Darren hanya mengangguk menanggapinya. Dia tidak masalah akan berbicara dengan bahasa apa. Seperti Adeeva, Daniel juga menguasai beberapa bahasa.
"Om pasti belum punya pacar ya?" Tebak Caelia tiba-tiba.
Daniel sebenarnya agak tidak nyaman saat Caelia memanggilnya dengan sebutan 'Om'. Tetapi, jika mengingat jarak usia mereka yang terlampau jauh, Darren akhirnya memutuskan untuk mencoba terbiasa dengan menahan amarahnya saja.
"Hm." Kembali, Darren berdeham untuk menanggapi pertanyaan Caelia. Meski ada sesuatu yang sedikit mengganjal padanya. Tentang, mengapa Caelia terlihat sangat sopan dan irit bicara setiap dengan Nathan sedangkan saat dengannya, gadis itu malah berbanding terbalik. Gadis itu seakan tidak takut padanya.
"Om gak tanya kenapa tebakan Caelia benar?" Daniel terperangah. Apa dia juga harus menanggapi hal itu? Ini adalah masalah yang simpel. Seluruh dunia juga tahu kalau Daniel tidak memiliki kekasih.

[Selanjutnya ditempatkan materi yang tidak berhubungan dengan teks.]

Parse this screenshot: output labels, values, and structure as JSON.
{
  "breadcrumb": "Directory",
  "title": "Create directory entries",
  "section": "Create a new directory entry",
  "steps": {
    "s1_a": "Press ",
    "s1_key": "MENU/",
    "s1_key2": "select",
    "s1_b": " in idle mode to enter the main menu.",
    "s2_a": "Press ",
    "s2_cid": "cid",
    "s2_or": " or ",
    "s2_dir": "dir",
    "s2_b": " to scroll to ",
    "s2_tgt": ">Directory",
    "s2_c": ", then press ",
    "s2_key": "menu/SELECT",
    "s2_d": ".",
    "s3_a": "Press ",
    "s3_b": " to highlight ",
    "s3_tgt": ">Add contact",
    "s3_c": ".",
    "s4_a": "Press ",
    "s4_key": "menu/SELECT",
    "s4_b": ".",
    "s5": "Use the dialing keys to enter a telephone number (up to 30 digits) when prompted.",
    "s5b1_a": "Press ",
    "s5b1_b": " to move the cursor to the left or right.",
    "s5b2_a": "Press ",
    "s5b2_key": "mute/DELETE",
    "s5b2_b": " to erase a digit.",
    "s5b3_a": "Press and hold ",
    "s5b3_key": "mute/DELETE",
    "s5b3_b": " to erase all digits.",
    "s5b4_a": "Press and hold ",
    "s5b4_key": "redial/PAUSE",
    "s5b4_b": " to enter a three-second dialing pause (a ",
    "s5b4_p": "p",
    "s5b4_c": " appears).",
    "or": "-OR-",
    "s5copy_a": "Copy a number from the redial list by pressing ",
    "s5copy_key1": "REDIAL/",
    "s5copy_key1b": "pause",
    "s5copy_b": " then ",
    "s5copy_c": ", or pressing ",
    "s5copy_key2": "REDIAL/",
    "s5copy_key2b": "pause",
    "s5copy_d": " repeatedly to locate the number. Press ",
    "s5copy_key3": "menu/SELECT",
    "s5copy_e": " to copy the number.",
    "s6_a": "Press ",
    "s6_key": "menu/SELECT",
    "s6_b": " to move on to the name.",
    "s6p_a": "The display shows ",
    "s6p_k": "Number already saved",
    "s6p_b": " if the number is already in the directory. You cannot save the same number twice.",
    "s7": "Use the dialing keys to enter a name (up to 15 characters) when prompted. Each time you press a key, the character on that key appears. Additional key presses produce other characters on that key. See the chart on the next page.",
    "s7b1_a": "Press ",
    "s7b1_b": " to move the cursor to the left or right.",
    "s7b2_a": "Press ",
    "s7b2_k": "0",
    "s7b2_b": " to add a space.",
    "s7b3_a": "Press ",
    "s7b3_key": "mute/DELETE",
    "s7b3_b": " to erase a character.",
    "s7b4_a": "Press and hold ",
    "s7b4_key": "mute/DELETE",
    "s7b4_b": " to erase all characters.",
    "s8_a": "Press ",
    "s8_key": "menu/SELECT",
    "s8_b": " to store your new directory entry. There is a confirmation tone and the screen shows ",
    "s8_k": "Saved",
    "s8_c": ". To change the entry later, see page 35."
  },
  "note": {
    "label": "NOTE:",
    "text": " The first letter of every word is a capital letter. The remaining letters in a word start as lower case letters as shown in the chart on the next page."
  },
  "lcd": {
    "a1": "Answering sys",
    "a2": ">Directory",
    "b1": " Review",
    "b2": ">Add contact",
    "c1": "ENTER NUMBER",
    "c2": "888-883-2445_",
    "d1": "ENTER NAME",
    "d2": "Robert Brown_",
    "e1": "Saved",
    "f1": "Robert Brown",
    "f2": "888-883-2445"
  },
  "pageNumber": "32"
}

"Informasi mengenai diriku ada banyak di internet." Jawabnya ketus.
Caelia mendengus. "Aku tidak suka mencari tahu mengenai seseorang. Memang, Om siapa sampai informasi tentang Om ada di Internet?" Entah pertanyaan keberapa yang sudah Caelia ajukan selama perjalanan ini berlangsung. Yang jelas, Daniel sudah mulai merasa jengah. Jika saja dia tidak memiliki kepentingan dengan gadis itu, dia tidak akan mau bertemu dengan Caelia apalagi satu mobil dengannya seperti saat ini.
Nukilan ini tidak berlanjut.